There is a separate blog to be written about how well/badly we protected each other against this virus but that is not our specialism and so we will leave that to others. What we have recently discovered is that someone had, since mid-2018, been trying to persuade businesses to buy pandemic insurance (a much fuller article can be found here). A combination of Metabiota (data scientists), Zurich Re (insurers) and Marsh (brokers) had spotted the potential economic issues for business connected to a pandemic (and for Zurich Re as life insurers) and developed a specific insurance policy to protect against it. These policies would be sold on to buyers such as pension funds which would benefit from the premiums and in the event of a claim would have to pay out to businesses but would save money on the payments they had to make to pensioners as they started dying (yes that trade off is as grim as it sounds).
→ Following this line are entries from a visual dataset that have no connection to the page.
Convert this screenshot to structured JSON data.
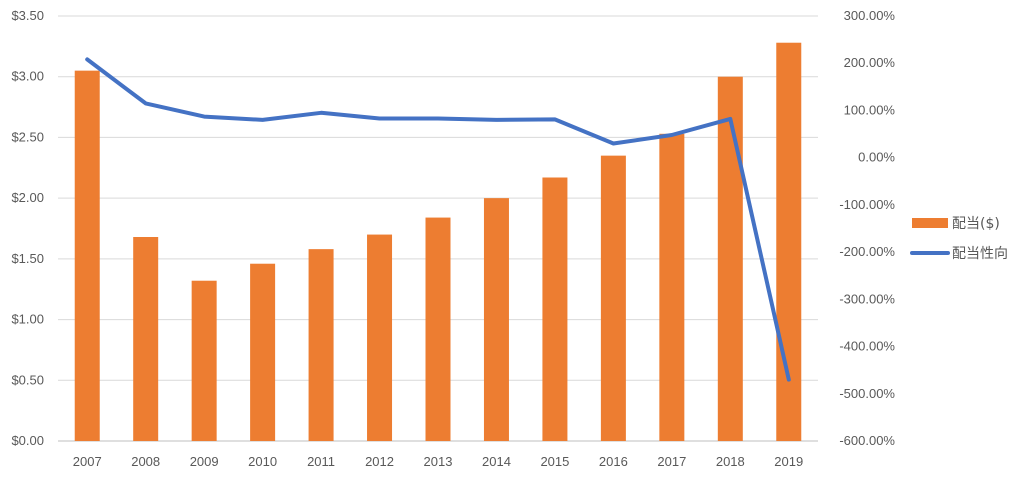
{
  "chart_data": {
    "type": "bar",
    "categories": [
      "2007",
      "2008",
      "2009",
      "2010",
      "2011",
      "2012",
      "2013",
      "2014",
      "2015",
      "2016",
      "2017",
      "2018",
      "2019"
    ],
    "series": [
      {
        "name": "配当($)",
        "type": "bar",
        "axis": "left",
        "color": "#ED7D31",
        "values": [
          3.05,
          1.68,
          1.32,
          1.46,
          1.58,
          1.7,
          1.84,
          2.0,
          2.17,
          2.35,
          2.53,
          3.0,
          3.28
        ]
      },
      {
        "name": "配当性向",
        "type": "line",
        "axis": "right",
        "color": "#4472C4",
        "values": [
          208,
          115,
          87,
          80,
          95,
          83,
          83,
          80,
          81,
          30,
          48,
          82,
          -470
        ]
      }
    ],
    "y_left": {
      "ylim": [
        0,
        3.5
      ],
      "tick_values": [
        0,
        0.5,
        1.0,
        1.5,
        2.0,
        2.5,
        3.0,
        3.5
      ],
      "tick_labels": [
        "$0.00",
        "$0.50",
        "$1.00",
        "$1.50",
        "$2.00",
        "$2.50",
        "$3.00",
        "$3.50"
      ]
    },
    "y_right": {
      "ylim": [
        -600,
        300
      ],
      "tick_values": [
        -600,
        -500,
        -400,
        -300,
        -200,
        -100,
        0,
        100,
        200,
        300
      ],
      "tick_labels": [
        "-600.00%",
        "-500.00%",
        "-400.00%",
        "-300.00%",
        "-200.00%",
        "-100.00%",
        "0.00%",
        "100.00%",
        "200.00%",
        "300.00%"
      ]
    },
    "grid": true,
    "legend_position": "right",
    "title": "",
    "xlabel": "",
    "ylabel": ""
  }
}
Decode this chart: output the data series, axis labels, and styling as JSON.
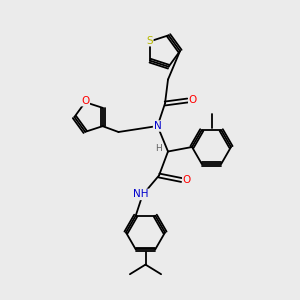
{
  "background_color": "#ebebeb",
  "atom_colors": {
    "S": "#b8b800",
    "O": "#ff0000",
    "N": "#0000cc",
    "C": "#000000",
    "H": "#606060"
  },
  "figsize": [
    3.0,
    3.0
  ],
  "dpi": 100,
  "lw": 1.3,
  "fs": 7.5,
  "fs_small": 6.5
}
Pandemic insurance would have paid out $billions to businesses globally and could have helped those hardest hit sectors such as hospitality to make it through, without the need for us taxpayers to spend unprecedented amounts propping business up. The money spent by us now, is our childrens’ and grandchildrens’ future money and it is not clear how this will be repaid.
Could’ve, should’ve, would’ve but no one did buy it and the whole story of pandemic insurance is a fascinating one that we should learn a lesson from before we all move onto the next catastrophe (antibiotic resistance anyone?).
Firstly there is an example where this approach did work. Some bright (and no doubt currently very smug) spark at Wimbledon added a pandemic clause to their event cancellation insurance in 2003, following the SARs outbreak, which looks like it will pay out $140 million. This is not directly pandemic insurance as such but it illustrate how it can work. The whole concept of insurance is that we all pay into a pot to cover a range of risks that we are exposed to, according to our financial expsoure to it and draw out if one of those risks comes back to bite us. None of us quibble at paying for fire insurance for our car or home (and it is mandated in most cases) as it is a risk that we can visualise and therefore can fear. However, fire insurance, was only developed after the Great Fire of London in 1666, people often need to see the risk come true before they will pay to insure against it.
The insurance wasn’t bought by company executives because it was a cost that they would have to have justified to their boards and shareholders. As humans we are really bad at assessing future risks (particularly long-term or rare ones) and it is hard to accept the need to pay a small premium now for a future payment that you may never collect. Perhaps unsurprisingly, demand for this type of insurance rocketed in early 2020, outside of Asia, as the world started to see the new Cov-Sars2 virus take hold there.
The demand for insurance arises at particular moments, often in response to dramatic crises that demonstrate human vulnerability.Harold James, Princeton Historian
In reality had every business in the world issued themselves against a pandemic in 2019 then the insurers, re-insurers and backstop investors would have suffered badly and might have needed governments to bail them out. Even if that were true, they still would have acted as a shock-absorber and taken some of the losses we and as taxpayers, would be in a better place.
So what can we take from this?
Well if you are a Chief Executive, Chief Finance or Chief Risk Officer now is probably the time to start looking at what ‘once in a century’ events you are not insured against and fix it.
If you are a private individual then take some time out to imagine what could happen to you and your family and what the financial impact would be. It is always hard to have a conversation with clients about what life would be like for them if they couldn’t work due to some ill health condition or what it would be like for their partner/children if they were to die. All it takes though is an exercise in thinking the worst and then provided you have insured against it, you have boxed the problem away. You can then get on and focus on the more positive aspects of planning your finances.